Chronique

Odeia

Escales

Elsa Birgé (voc), Karsten Hochapfel (cello, g), Pierre-Yves Le Jeune (b), Lucien Alfonso (vln, objets)

Label / Distribution : Wopela Label

Les oreilles sont un révélateur de racines bien plus sûr que le sang et l’ADN. Elles sont électives et font peu de cas des barrières administratives. Voilà la certitude qui étreint à l’écoute de ce premier disque du quartet Odeia. La voix saisissante d’Elsa Birgé nous précède, nous escorte, danse avec nous sur les cordes de ses comparses, de la Grèce à la Sicile. Les racines se nourrissent d’autant mieux que leurs ramifications sont étendues, nombreuses et enchevêtrées. Celles d’Odeia sont si profondes qu’elles empruntent tous les timbres, tous les accents sans jamais sembler se travestir. Le quartet devient un buveur d’ouzo à l’ivresse flamboyante sur « Diki mou ine i ellas » et son beau tutti d’archets. Il est tout autant un conscrit filant à l’abattoir en cette belle matinée frioulane du 5 août 1914 à « Gorizia », porté par le pizzicato traînant de la contrebasse de Pierre-Yves Lejeune. Il est souvent question de folklores imaginaires dans les musiques improvisées. Les folklores d’Odeia ont l’improvisation tangible. Ils sont terrestres et campés dans l’histoire populaire, ce qui ne nous empêche évidemment pas de divaguer avec une légèreté infinie et de nous laisser porter par la rare complexité des arrangements.

L’approche voyageuse d’Odeia doit beaucoup à Karsten Hochapfel. Le violoncelliste et guitariste de Morgen Naughties démontre une fois de plus sa faculté de faire briller ses comparses sans extravagance, tant sur ses propres compositions (« TipTopMipMopMoppl ») que dans le façonnement de chansons qu’on n’a hélas pas l’habitude de retrouver dans ce type de répertoire (« La belle est au jardin d’amour »). C’est sans doute sur ce traditionnel médiéval picard que l’esprit d’Odeia s’exprime avec la plus grande clarté ; il y a la voix d’Elsa, bien sûr. Elle fait de ce chant galant une douceur cristalline qui souffle sur la contrebasse, après quoi la guitare et le violon de Lucien Alfonso élaborent une atmosphère étrange, loin des cartes du monde connu. Ils habillent la chanteuse de chimères. Escales n’a rien à voir avec ces disques de world music qui se proclament citoyens du monde avec la foi du charbonnier. Odeia est sicilien en Sicile et parisien avec Mouloudji (« Un jour tu verras ») sans se soucier de synthèse ou d’amalgame ; plus la route est longue entre les « escales », plus les chemins de traverse auront des chances d’être délicieusement baroques.
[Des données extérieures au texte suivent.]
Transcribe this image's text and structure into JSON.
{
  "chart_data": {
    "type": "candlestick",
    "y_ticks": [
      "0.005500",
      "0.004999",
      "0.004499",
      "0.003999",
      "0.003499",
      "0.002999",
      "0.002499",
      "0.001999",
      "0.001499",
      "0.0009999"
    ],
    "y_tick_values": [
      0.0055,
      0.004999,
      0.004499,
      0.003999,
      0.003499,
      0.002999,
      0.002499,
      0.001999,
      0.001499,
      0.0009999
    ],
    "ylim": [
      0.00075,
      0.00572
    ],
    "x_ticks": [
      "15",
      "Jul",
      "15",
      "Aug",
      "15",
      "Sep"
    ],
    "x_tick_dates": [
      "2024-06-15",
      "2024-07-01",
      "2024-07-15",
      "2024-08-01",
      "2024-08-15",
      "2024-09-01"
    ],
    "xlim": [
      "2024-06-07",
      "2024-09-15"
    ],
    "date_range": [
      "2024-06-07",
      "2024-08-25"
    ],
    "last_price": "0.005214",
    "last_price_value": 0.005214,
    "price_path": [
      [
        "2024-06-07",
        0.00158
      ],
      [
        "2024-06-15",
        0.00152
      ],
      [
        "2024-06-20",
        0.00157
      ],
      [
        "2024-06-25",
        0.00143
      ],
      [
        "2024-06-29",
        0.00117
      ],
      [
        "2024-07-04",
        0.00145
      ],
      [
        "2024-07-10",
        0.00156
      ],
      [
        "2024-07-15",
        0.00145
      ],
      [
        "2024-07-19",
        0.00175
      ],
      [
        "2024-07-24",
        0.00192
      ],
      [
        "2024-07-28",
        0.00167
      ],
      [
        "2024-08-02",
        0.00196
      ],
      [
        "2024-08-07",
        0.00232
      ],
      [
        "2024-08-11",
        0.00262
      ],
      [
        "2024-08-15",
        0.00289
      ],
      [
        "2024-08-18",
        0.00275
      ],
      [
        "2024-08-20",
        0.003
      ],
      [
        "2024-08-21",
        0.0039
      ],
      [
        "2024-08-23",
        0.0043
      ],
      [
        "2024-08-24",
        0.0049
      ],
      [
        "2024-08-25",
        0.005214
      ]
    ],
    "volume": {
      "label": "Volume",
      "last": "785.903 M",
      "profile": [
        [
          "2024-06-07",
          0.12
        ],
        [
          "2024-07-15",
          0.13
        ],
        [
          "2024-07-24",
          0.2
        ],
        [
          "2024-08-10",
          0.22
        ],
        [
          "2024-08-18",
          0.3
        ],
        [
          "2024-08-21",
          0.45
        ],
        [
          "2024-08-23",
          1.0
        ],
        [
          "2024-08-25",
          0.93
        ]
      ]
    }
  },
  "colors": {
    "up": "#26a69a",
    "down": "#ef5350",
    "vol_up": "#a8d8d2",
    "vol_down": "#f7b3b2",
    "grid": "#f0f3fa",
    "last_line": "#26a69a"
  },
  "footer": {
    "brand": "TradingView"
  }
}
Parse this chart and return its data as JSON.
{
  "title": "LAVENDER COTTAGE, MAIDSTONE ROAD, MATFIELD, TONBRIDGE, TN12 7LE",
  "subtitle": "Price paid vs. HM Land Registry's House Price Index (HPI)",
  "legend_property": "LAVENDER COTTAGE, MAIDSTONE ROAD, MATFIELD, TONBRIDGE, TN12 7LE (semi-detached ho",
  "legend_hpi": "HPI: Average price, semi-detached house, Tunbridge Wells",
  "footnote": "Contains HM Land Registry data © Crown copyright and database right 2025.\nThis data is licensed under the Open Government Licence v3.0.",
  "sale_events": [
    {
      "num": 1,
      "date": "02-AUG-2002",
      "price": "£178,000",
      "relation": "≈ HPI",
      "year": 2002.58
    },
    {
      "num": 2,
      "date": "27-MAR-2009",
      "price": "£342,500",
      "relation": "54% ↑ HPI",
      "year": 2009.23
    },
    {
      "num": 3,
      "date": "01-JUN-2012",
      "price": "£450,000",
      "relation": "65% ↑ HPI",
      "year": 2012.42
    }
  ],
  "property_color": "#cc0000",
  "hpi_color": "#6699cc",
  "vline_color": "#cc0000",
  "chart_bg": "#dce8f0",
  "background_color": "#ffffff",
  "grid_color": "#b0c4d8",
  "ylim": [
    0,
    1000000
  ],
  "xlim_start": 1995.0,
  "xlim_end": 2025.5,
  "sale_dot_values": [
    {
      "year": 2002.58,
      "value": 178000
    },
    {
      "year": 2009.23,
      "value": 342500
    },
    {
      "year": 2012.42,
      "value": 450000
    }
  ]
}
Ce qui compte, ce n’est pas la destination, c’est le voyage. Voilà ce que trahit un morceau comme « Liouba », berceuse tsigane que le groupe brandit comme carte de visite, avec notamment une vidéo qui parvient à en retranscrire l’effervescence. Sur un violon saturé d’émotion, Elsa Birgé raconte un blues slave d’une beauté confondante. Alors il faut absolument lâcher prise et se laisser ballotter par la guitare d’Hochapfel. Éventuellement, les larmes pourront poindre, à mesure que l’archet s’essouffle. Ceux qui se poseront, à ce moment précis, la question de savoir dans quelle case ranger Odeia, plutôt que d’appuyer une fois de plus sur la touche « Play » auront décidément un cœur de pierre. Pire : des oreilles définitivement déracinées.